Con el paso de los meses, el gobernador William Phips, alarmado por el caos y bajo presión desde Boston, disolvió el tribunal especial. Muchos comenzaron a avergonzarse de sus actos. En 1697 se instauró un día de ayuno y oración para pedir perdón por la sangre inocente derramada. El reverendo Samuel Parris fue finalmente destituido, repudiado por una comunidad que poco antes lo había seguido con fervor.

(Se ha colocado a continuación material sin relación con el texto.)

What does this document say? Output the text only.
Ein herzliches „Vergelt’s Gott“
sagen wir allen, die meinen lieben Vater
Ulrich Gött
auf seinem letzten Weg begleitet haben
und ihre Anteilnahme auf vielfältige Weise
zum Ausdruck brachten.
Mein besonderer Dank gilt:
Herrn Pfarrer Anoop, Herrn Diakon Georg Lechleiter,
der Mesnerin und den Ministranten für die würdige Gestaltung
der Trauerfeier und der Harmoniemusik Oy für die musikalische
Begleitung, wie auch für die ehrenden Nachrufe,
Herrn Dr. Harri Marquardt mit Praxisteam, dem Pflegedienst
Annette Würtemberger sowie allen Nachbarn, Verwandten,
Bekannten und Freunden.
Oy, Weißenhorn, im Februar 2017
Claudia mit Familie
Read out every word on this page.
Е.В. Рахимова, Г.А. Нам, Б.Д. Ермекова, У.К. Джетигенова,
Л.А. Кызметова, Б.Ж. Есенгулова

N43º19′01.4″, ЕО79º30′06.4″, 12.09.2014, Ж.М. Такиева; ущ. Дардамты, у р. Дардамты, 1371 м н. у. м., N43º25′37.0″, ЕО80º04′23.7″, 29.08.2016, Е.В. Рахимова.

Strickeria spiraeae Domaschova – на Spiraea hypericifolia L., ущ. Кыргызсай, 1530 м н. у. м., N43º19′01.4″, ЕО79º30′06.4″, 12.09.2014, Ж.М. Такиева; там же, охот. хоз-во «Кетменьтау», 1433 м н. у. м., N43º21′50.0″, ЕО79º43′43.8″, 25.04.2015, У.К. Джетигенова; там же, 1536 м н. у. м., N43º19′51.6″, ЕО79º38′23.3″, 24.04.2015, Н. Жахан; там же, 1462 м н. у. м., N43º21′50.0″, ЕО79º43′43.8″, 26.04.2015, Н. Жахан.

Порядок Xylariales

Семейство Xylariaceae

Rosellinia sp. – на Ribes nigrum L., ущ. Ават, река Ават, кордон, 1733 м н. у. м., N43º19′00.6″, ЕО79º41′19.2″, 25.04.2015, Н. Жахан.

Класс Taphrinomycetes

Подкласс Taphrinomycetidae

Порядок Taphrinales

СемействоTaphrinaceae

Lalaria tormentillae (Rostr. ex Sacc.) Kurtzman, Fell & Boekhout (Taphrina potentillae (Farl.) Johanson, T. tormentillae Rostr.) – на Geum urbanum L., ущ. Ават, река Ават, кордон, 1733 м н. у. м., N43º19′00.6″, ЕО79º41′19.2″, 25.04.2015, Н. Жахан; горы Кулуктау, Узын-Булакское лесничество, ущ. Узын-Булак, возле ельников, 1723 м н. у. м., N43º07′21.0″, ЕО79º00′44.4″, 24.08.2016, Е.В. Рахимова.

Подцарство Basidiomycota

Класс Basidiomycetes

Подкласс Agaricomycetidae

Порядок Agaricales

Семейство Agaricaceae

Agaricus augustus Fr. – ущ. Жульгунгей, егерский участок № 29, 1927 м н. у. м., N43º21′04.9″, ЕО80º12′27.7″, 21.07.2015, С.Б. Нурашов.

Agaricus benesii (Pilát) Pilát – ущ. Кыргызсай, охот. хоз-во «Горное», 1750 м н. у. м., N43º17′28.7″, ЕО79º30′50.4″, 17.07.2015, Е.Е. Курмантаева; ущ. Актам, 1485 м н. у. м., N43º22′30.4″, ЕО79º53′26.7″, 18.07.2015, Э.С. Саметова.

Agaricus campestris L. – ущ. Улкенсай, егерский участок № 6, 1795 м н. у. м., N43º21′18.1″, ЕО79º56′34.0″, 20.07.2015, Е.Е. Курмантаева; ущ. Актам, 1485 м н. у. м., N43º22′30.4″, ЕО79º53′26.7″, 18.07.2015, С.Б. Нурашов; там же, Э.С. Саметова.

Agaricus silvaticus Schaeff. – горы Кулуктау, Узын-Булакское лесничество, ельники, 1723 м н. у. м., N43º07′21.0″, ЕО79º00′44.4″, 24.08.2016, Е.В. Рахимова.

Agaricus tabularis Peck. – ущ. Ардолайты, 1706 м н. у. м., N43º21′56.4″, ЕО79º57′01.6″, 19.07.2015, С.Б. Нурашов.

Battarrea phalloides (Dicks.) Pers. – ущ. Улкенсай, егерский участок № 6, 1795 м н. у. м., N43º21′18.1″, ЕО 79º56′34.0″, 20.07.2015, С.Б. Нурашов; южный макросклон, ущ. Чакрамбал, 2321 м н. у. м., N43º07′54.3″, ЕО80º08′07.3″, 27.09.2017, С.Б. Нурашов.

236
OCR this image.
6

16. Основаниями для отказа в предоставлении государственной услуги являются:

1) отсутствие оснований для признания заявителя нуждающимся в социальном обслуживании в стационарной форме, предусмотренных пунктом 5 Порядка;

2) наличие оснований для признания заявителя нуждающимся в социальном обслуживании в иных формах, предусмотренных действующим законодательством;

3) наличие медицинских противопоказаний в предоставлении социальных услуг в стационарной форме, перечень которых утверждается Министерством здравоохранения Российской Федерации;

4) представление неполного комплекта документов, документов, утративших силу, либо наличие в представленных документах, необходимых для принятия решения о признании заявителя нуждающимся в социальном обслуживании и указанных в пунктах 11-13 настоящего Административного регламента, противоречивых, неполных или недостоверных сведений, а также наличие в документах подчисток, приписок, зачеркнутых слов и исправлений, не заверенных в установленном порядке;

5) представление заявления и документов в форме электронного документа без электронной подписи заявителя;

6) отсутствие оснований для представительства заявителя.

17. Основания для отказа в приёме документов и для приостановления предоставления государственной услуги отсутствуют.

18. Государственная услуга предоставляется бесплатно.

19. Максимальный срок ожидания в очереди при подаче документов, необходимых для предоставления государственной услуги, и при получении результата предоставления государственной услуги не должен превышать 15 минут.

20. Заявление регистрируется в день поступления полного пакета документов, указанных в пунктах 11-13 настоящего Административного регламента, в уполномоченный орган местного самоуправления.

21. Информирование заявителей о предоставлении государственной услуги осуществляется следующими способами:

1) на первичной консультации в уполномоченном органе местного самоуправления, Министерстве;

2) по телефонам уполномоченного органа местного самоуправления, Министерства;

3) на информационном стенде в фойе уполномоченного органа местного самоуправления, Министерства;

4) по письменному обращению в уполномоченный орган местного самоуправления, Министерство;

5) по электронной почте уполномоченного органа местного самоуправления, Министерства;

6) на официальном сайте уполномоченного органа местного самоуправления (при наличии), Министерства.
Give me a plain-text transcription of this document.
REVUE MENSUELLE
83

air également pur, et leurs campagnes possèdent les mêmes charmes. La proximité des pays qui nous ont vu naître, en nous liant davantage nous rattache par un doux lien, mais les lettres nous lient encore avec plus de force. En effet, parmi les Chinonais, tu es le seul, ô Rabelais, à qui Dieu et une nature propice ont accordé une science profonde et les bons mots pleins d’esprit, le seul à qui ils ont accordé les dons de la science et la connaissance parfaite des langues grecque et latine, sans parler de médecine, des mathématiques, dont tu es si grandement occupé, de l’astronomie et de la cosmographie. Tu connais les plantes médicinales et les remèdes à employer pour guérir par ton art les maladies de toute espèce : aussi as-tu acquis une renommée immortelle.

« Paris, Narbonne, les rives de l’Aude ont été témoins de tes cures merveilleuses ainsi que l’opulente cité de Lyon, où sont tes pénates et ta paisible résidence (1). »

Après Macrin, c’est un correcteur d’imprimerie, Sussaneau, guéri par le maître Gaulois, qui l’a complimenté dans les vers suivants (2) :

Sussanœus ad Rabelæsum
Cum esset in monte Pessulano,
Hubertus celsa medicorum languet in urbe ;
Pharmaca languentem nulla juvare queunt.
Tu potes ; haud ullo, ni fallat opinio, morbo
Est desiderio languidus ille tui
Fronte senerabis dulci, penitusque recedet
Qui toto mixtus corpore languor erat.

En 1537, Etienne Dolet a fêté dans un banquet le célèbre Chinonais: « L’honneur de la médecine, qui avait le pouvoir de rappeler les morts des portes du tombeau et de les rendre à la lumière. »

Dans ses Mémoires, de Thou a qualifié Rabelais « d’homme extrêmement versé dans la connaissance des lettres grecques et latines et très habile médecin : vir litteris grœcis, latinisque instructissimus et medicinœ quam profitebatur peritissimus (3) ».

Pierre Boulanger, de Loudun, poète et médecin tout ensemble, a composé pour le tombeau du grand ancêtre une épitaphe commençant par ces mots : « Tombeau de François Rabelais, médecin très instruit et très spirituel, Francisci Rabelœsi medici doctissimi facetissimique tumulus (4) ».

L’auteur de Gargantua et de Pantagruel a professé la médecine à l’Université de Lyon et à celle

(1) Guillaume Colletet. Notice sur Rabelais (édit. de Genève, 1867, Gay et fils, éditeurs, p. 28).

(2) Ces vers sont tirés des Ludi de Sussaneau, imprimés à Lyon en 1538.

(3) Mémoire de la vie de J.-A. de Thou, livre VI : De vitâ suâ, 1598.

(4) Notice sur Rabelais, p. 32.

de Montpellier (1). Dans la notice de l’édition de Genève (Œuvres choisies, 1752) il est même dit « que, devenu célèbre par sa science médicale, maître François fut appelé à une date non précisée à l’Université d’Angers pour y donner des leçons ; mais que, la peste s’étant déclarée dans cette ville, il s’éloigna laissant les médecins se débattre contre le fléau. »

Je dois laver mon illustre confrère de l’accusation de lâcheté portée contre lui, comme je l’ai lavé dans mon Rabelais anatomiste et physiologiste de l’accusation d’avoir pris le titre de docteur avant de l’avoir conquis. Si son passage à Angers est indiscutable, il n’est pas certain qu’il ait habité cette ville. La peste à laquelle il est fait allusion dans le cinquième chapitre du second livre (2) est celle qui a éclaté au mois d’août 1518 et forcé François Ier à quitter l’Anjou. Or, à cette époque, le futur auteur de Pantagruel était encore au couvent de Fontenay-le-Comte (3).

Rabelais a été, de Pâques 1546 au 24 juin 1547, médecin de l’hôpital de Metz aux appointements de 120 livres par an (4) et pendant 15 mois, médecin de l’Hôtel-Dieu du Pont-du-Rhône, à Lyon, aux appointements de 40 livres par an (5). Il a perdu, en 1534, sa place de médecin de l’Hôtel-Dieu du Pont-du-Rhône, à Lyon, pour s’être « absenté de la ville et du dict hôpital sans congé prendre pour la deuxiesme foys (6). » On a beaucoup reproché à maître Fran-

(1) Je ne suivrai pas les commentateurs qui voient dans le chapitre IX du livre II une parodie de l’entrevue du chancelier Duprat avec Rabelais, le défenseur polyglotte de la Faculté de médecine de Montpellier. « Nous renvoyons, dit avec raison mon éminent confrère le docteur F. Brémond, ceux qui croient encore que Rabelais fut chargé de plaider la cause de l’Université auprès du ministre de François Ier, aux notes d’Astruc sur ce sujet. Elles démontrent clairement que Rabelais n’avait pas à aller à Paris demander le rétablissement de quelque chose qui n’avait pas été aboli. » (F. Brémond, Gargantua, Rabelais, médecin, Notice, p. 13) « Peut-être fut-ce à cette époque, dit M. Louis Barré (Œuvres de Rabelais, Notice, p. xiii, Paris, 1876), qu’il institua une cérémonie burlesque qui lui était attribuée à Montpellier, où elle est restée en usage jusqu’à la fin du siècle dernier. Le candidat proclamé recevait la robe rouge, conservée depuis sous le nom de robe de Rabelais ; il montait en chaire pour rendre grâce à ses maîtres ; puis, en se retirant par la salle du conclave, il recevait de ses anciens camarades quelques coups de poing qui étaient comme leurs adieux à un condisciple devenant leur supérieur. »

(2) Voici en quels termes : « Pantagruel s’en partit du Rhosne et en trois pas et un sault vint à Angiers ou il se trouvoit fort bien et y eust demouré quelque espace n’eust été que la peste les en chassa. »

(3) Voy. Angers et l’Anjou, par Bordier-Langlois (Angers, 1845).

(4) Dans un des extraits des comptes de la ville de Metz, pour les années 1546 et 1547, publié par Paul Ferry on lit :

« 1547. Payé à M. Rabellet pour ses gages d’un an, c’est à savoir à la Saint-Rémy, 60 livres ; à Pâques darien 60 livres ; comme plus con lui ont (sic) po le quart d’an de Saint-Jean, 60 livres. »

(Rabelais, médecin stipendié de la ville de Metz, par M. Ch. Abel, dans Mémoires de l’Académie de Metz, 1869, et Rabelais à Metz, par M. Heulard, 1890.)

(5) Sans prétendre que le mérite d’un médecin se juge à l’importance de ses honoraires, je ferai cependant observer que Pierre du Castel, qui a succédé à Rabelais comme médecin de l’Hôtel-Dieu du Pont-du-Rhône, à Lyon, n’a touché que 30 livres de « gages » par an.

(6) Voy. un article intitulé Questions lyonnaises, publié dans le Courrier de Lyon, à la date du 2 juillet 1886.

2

Pero el episodio de Salem dejó cicatrices que no sanaron. Hasta hoy, el “pan con orines” permanece como símbolo de un tiempo en que la superstición, el fanatismo y la ignorancia conspiraron para destruir vidas. Es un recordatorio grotesco de cómo, bajo la apariencia de justicia, se puede hornear el miedo y servirlo caliente a toda una sociedad hambrienta de chivos expiatorios.
Así se tejió una de las tragedias más absurdas y siniestras de la historia colonial. Salem no solo condenó a brujas que probablemente nunca existieron: también expuso la fragilidad humana frente a la histeria colectiva, enseñándonos que a veces el verdadero demonio habita en nuestros propios prejuicios y terrores.